The Dow Jones Industrial Average ended August 1929 at 380.3–a monthly close it would not exceed until November 1954, over a quarter of a century later. By June 1932, the Dow was at 42.8–down 89 percent from three summers prior. How would an index annuity approach have coped with the Crash of ’29?
The Thirties were horrendous times for investors. Even though the market rallied back from its 1932 low to close at 187 by February 1937, that was still less than half of where it had been in the summer of 1929. Adding insult to injury, the Dow then gave back roughly half of these gains by 1938.

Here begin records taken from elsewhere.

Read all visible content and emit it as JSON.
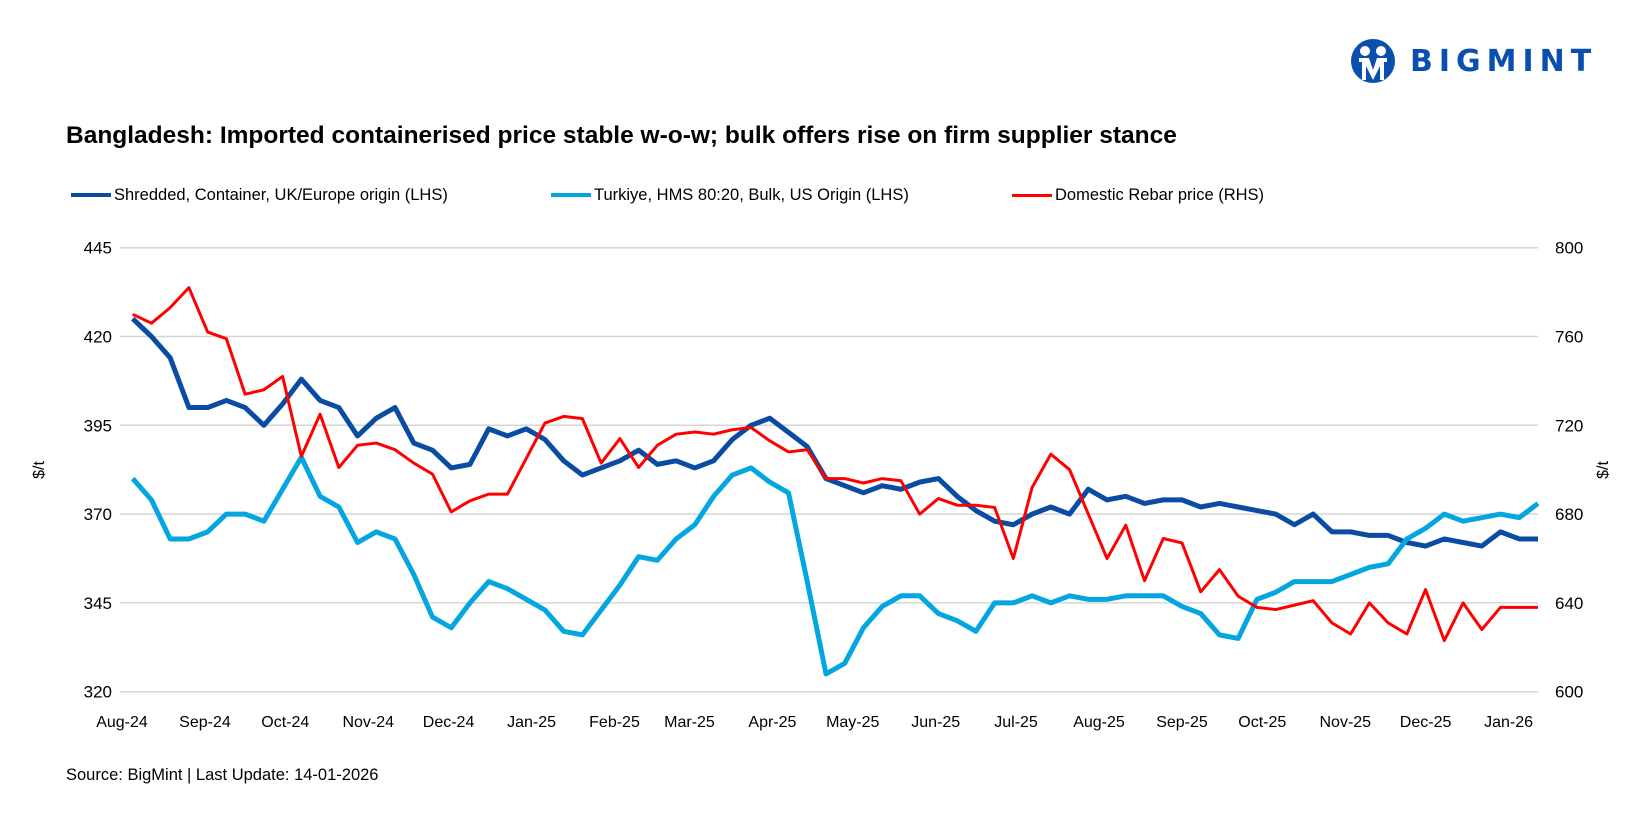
{
  "logo": {
    "text": "BIGMINT",
    "color": "#0a4fae"
  },
  "title": "Bangladesh: Imported containerised price stable w-o-w; bulk offers rise on firm supplier stance",
  "source": "Source: BigMint | Last Update: 14-01-2026",
  "chart_data": {
    "type": "line",
    "title": "Bangladesh: Imported containerised price stable w-o-w; bulk offers rise on firm supplier stance",
    "ylabel_left": "$/t",
    "ylabel_right": "$/t",
    "ylim_left": [
      320,
      445
    ],
    "ylim_right": [
      600,
      800
    ],
    "yticks_left": [
      445,
      420,
      395,
      370,
      345,
      320
    ],
    "yticks_right": [
      800,
      760,
      720,
      680,
      640,
      600
    ],
    "x_range": [
      "2024-08-01",
      "2026-01-12"
    ],
    "x_ticks": [
      {
        "label": "Aug-24",
        "date": "2024-08-01"
      },
      {
        "label": "Sep-24",
        "date": "2024-09-01"
      },
      {
        "label": "Oct-24",
        "date": "2024-10-01"
      },
      {
        "label": "Nov-24",
        "date": "2024-11-01"
      },
      {
        "label": "Dec-24",
        "date": "2024-12-01"
      },
      {
        "label": "Jan-25",
        "date": "2025-01-01"
      },
      {
        "label": "Feb-25",
        "date": "2025-02-01"
      },
      {
        "label": "Mar-25",
        "date": "2025-03-01"
      },
      {
        "label": "Apr-25",
        "date": "2025-04-01"
      },
      {
        "label": "May-25",
        "date": "2025-05-01"
      },
      {
        "label": "Jun-25",
        "date": "2025-06-01"
      },
      {
        "label": "Jul-25",
        "date": "2025-07-01"
      },
      {
        "label": "Aug-25",
        "date": "2025-08-01"
      },
      {
        "label": "Sep-25",
        "date": "2025-09-01"
      },
      {
        "label": "Oct-25",
        "date": "2025-10-01"
      },
      {
        "label": "Nov-25",
        "date": "2025-11-01"
      },
      {
        "label": "Dec-25",
        "date": "2025-12-01"
      },
      {
        "label": "Jan-26",
        "date": "2026-01-01"
      }
    ],
    "grid": true,
    "legend_position": "top",
    "x": [
      "2024-08-05",
      "2024-08-12",
      "2024-08-19",
      "2024-08-26",
      "2024-09-02",
      "2024-09-09",
      "2024-09-16",
      "2024-09-23",
      "2024-09-30",
      "2024-10-07",
      "2024-10-14",
      "2024-10-21",
      "2024-10-28",
      "2024-11-04",
      "2024-11-11",
      "2024-11-18",
      "2024-11-25",
      "2024-12-02",
      "2024-12-09",
      "2024-12-16",
      "2024-12-23",
      "2024-12-30",
      "2025-01-06",
      "2025-01-13",
      "2025-01-20",
      "2025-01-27",
      "2025-02-03",
      "2025-02-10",
      "2025-02-17",
      "2025-02-24",
      "2025-03-03",
      "2025-03-10",
      "2025-03-17",
      "2025-03-24",
      "2025-03-31",
      "2025-04-07",
      "2025-04-14",
      "2025-04-21",
      "2025-04-28",
      "2025-05-05",
      "2025-05-12",
      "2025-05-19",
      "2025-05-26",
      "2025-06-02",
      "2025-06-09",
      "2025-06-16",
      "2025-06-23",
      "2025-06-30",
      "2025-07-07",
      "2025-07-14",
      "2025-07-21",
      "2025-07-28",
      "2025-08-04",
      "2025-08-11",
      "2025-08-18",
      "2025-08-25",
      "2025-09-01",
      "2025-09-08",
      "2025-09-15",
      "2025-09-22",
      "2025-09-29",
      "2025-10-06",
      "2025-10-13",
      "2025-10-20",
      "2025-10-27",
      "2025-11-03",
      "2025-11-10",
      "2025-11-17",
      "2025-11-24",
      "2025-12-01",
      "2025-12-08",
      "2025-12-15",
      "2025-12-22",
      "2025-12-29",
      "2026-01-05",
      "2026-01-12"
    ],
    "series": [
      {
        "name": "Shredded, Container, UK/Europe origin (LHS)",
        "axis": "left",
        "color": "#0a4ca3",
        "values": [
          425,
          420,
          414,
          400,
          400,
          402,
          400,
          395,
          401,
          408,
          402,
          400,
          392,
          397,
          400,
          390,
          388,
          383,
          384,
          394,
          392,
          394,
          391,
          385,
          381,
          383,
          385,
          388,
          384,
          385,
          383,
          385,
          391,
          395,
          397,
          393,
          389,
          380,
          378,
          376,
          378,
          377,
          379,
          380,
          375,
          371,
          368,
          367,
          370,
          372,
          370,
          377,
          374,
          375,
          373,
          374,
          374,
          372,
          373,
          372,
          371,
          370,
          367,
          370,
          365,
          365,
          364,
          364,
          362,
          361,
          363,
          362,
          361,
          365,
          363,
          363
        ]
      },
      {
        "name": "Turkiye, HMS 80:20, Bulk, US Origin (LHS)",
        "axis": "left",
        "color": "#04a6e0",
        "values": [
          380,
          374,
          363,
          363,
          365,
          370,
          370,
          368,
          377,
          386,
          375,
          372,
          362,
          365,
          363,
          353,
          341,
          338,
          345,
          351,
          349,
          346,
          343,
          337,
          336,
          343,
          350,
          358,
          357,
          363,
          367,
          375,
          381,
          383,
          379,
          376,
          351,
          325,
          328,
          338,
          344,
          347,
          347,
          342,
          340,
          337,
          345,
          345,
          347,
          345,
          347,
          346,
          346,
          347,
          347,
          347,
          344,
          342,
          336,
          335,
          346,
          348,
          351,
          351,
          351,
          353,
          355,
          356,
          363,
          366,
          370,
          368,
          369,
          370,
          369,
          373
        ]
      },
      {
        "name": "Domestic Rebar price (RHS)",
        "axis": "right",
        "color": "#ff0000",
        "values": [
          770,
          766,
          773,
          782,
          762,
          759,
          734,
          736,
          742,
          706,
          725,
          701,
          711,
          712,
          709,
          703,
          698,
          681,
          686,
          689,
          689,
          705,
          721,
          724,
          723,
          703,
          714,
          701,
          711,
          716,
          717,
          716,
          718,
          719,
          713,
          708,
          709,
          696,
          696,
          694,
          696,
          695,
          680,
          687,
          684,
          684,
          683,
          660,
          692,
          707,
          700,
          680,
          660,
          675,
          650,
          669,
          667,
          645,
          655,
          643,
          638,
          637,
          639,
          641,
          631,
          626,
          640,
          631,
          626,
          646,
          623,
          640,
          628,
          638,
          638,
          638
        ]
      }
    ]
  }
}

Although there is no way of knowing what rates might have been for a fictional “New Deal Annuity,” I applied a 30 percent participation rate to any annual gains, and looked at what the annualized 5-year returns would have been if I could have bought an annual reset index annuity every month, beginning in August 1929, for the next five years. In my exercise the first five year period ends in August 1934, the last one ends August 1939, and I computed the annualized returns for each period.
An index annuity approach
The advantage of annual reset index annuities is they reset annually. What this means is we treat nasty periods–like from June 1931 to June 1932 when the Dow dropped 71 percent–as years with zero returns, and we also get to take advantage of low points to calculate next year’s gains. So, how much of these gains did we share?
During the five years ending August 1934, the Dow lost 75 percent of its value. By contrast, the 30 percent participation rate method would have produced an annualized return of 2.3 percent for this first 5-year period. Over the 1930s, annualized 5-year returns for the index annuity ranged from 1.8 percent to 10.8 percent, depending on the period. If you could have purchased one every month, beginning in August 1929, your average annual index annuity return for the Great Depression would have been 6.4 percent. All of this during a decade that ended 65 percent lower than when it began.
This was just an exercise. These results do not show what index annuities would have done in the Great Depression, nor are they a prediction of future returns in the current financial climate. However, I believe they do illustrate that even if the future has lousy financial markets, the index annuity concept has the potential to provide competitive returns.